Spokesperson to the President Senator Farhatullah Babar said the ceremony actually marked the transfer of Concession Agreement from the Port of Singapore Authority to the China Overseas Port Holding Company.
He said that the president hailed the transfer as an auspicious development in Pak-China relations as well as for the people of Pakistan particularly of Balochistan, saying that it would open window of ‘new opportunities’ for them.
“Gwadar will soon be a “hub of trade and commerce in the region. It holds the key to bring together the countries of Central Asia, lending new impetus to Pakistan China relations,” the president said.
He traced the history of development of Gwadar and how the PPP leaders Zulfikar Ali Bhutto and Benazir Bhutto envisioned it.
The president highlighted the strategic significance of the port for China and central Asian republics and its potential for integrating the economies of the countries in the region. The Chinese provinces of Xinjiang and Tibet are closer to Pakistani ports than to the ports in China, the president added. He said that the development of a trade corridor linking Xinjiang to the Middle East via Gwadar Port held ‘huge promise’.
Though Federal Minister for Ports and Shipping Babar Khan Ghori could not attend the ceremony, the president lauded his efforts in facilitating the transfer of port operations to China.
The president said that nearly 60% of China’s crude oil was imported from the gulf countries. Because of the proximity of those countries to Gwadar, the oil flow to China would be greatly facilitated by the operation of this port, he said. Expressing sorrow and grief over the Quetta bombing, he said ‘as we fight the menace of militancy, the march for progress and development will also continue’.
The Pakistani cabinet approved the transfer of Gwadar, currently a commercial failure cut off from the national road network, from PSA International to a state-owned Chinese company on January 30.
The deal offered China an energy and trade corridor that would connect it to the Arabian Sea and Strait of Hormuz, a gateway for a third of the world oil trade.
Experts say it would cut thousands of kilometres off the distance which oil and gas imports from Africa and the Middle East have to make to reach China.
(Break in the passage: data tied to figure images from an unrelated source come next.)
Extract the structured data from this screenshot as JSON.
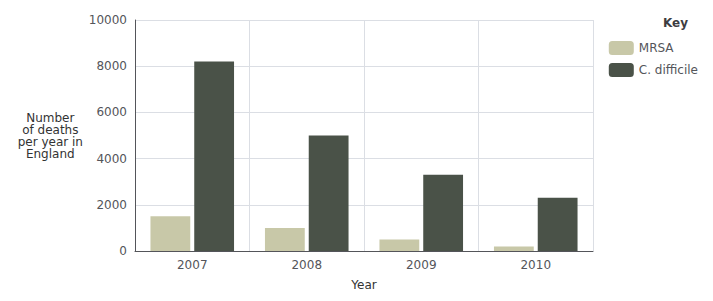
{
  "chart_data": {
    "type": "bar",
    "xlabel": "Year",
    "ylabel": "Number\nof deaths\nper year in\nEngland",
    "legend_title": "Key",
    "categories": [
      "2007",
      "2008",
      "2009",
      "2010"
    ],
    "series": [
      {
        "name": "MRSA",
        "color": "#c8c8a8",
        "values": [
          1500,
          1000,
          500,
          200
        ]
      },
      {
        "name": "C. difficile",
        "color": "#4a5248",
        "values": [
          8200,
          5000,
          3300,
          2300
        ]
      }
    ],
    "ylim": [
      0,
      10000
    ],
    "yticks": [
      0,
      2000,
      4000,
      6000,
      8000,
      10000
    ],
    "grid": true,
    "legend": "upper right"
  }
}
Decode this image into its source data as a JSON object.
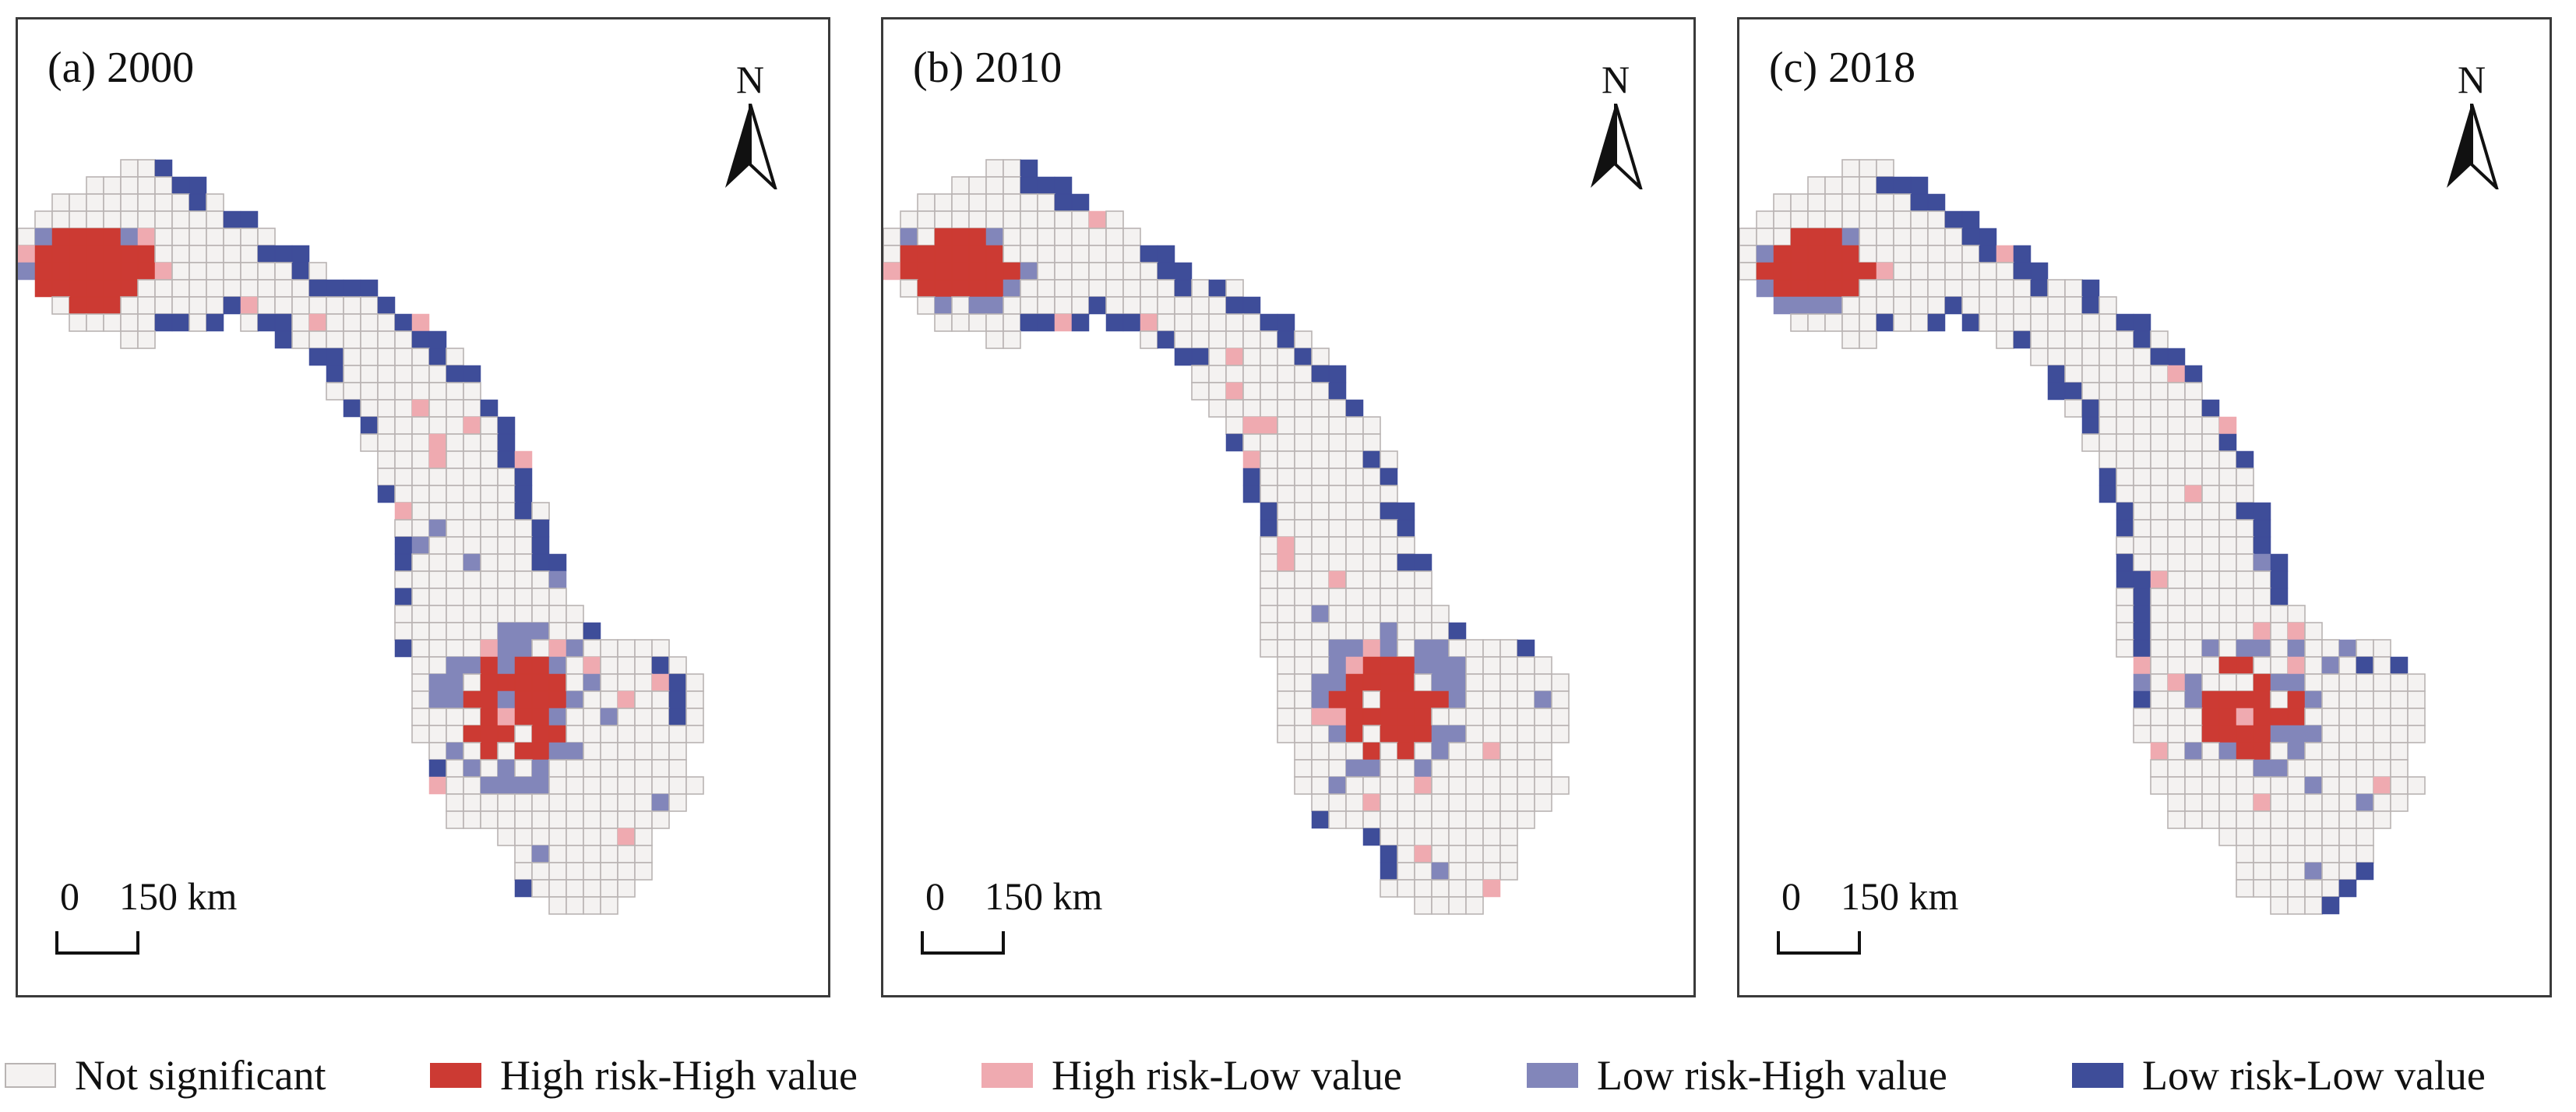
{
  "panels": [
    {
      "title": "(a) 2000"
    },
    {
      "title": "(b) 2010"
    },
    {
      "title": "(c) 2018"
    }
  ],
  "north_arrow": {
    "letter": "N"
  },
  "scale_bar": {
    "zero": "0",
    "distance": "150 km"
  },
  "legend": [
    {
      "label": "Not significant",
      "color": "#f4f2f1"
    },
    {
      "label": "High risk-High value",
      "color": "#cc3a33"
    },
    {
      "label": "High risk-Low value",
      "color": "#efaab0"
    },
    {
      "label": "Low risk-High value",
      "color": "#8286ba"
    },
    {
      "label": "Low risk-Low value",
      "color": "#3e4d99"
    }
  ],
  "colors": {
    "grid_line": "#b9b4b3",
    "frame": "#3a3a3a"
  }
}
China paid 75 percent of the initial $250 million used to build the port but in 2007 PSA International won a 40-year operating lease.
Then president Pervez Musharraf was reportedly unwilling to upset Washington by giving control of the port to the Chinese.
On February 6 Indian Defence Minister AK Antony said New Delhi was concerned by Pakistan’s decision to transfer management of the deep-sea port to China, which has interests in a string of other ports encircling India. However, spokesman for the Foreign Office last week said that it was bilateral arrangement between Pakistan and China and no one needs to be concerned about it.